My second film is called ‘Parchi’ and is a ‘cute’ look at bhatta (extortion money). Again, it is a comedy and revolves around four guys who are always getting into silly situations.
AA: You were recently named as ‘Ambassador for street children’ by the KP government. What are your plans there?
RK: I am working on assembling a panel of people who are already running their own social organisations to oversee all the initiatives that are taken. Our first initiative is to establish a boarding facility in Peshawar, a city where child sexual abuse is rampant. We will target kids between eight and 14; try to get them off the streets and work on their rehabilitation. Apart from shelter, they will be given education and vocational training.
Initially, my project for street children will be based in Peshawar. Not because of any bias, but because I know the geography of the area and street children are a huge issue in Peshawar, especially in the transport industry. It has nothing to do with the fact that my husband has a government in KP.

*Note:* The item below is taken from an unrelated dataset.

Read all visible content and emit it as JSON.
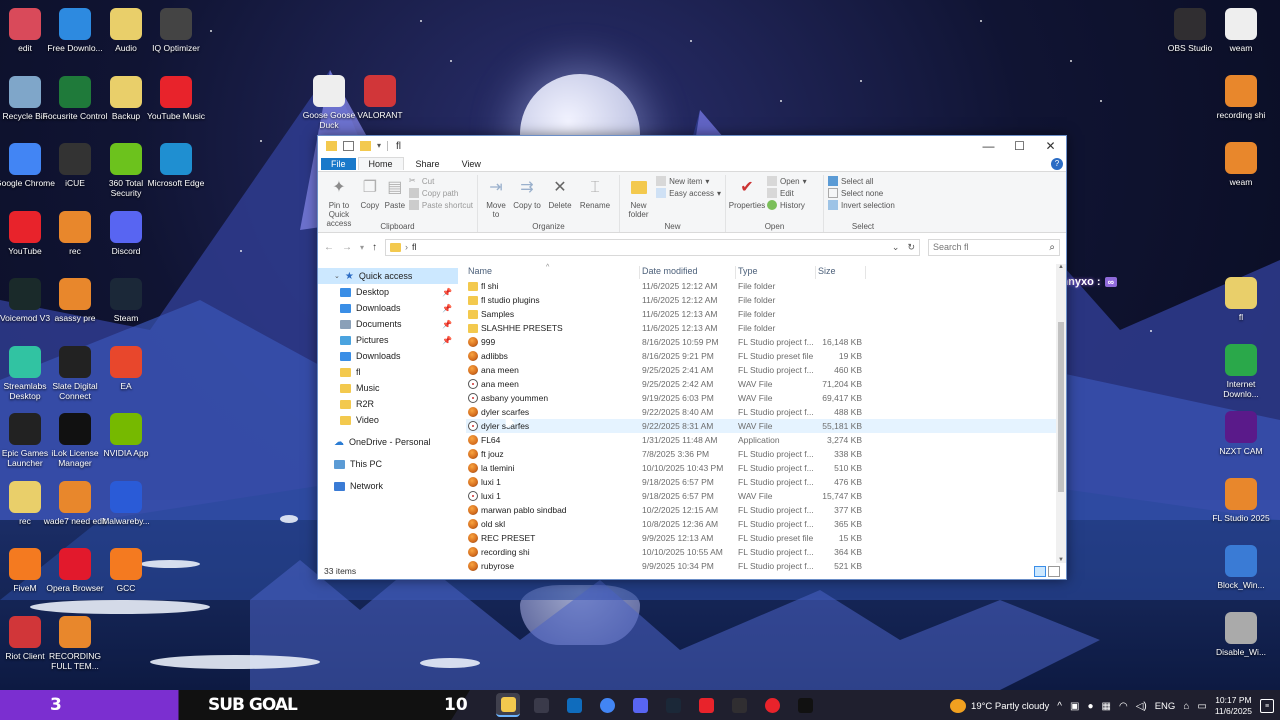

"I respect Imran deeply and did not marry him in haste; it’s like that ghazal by Jagjit Singh, “Meri aankho nay chunna hai tujhay dunya dekh kay!”
AA: Is life easier or tougher after your marriage to Imran Khan?
RK: Life is never tough or easy; the challenges are different. I had different challenges without Imran and I have different challenges with him. When I married him I had to give up my current affairs show, which I loved, to avoid conflicts of interest. Having been single and independent for so long, I was not accustomed to having a companion with whom I had to share all my decisions. But I have never been more relaxed in my life.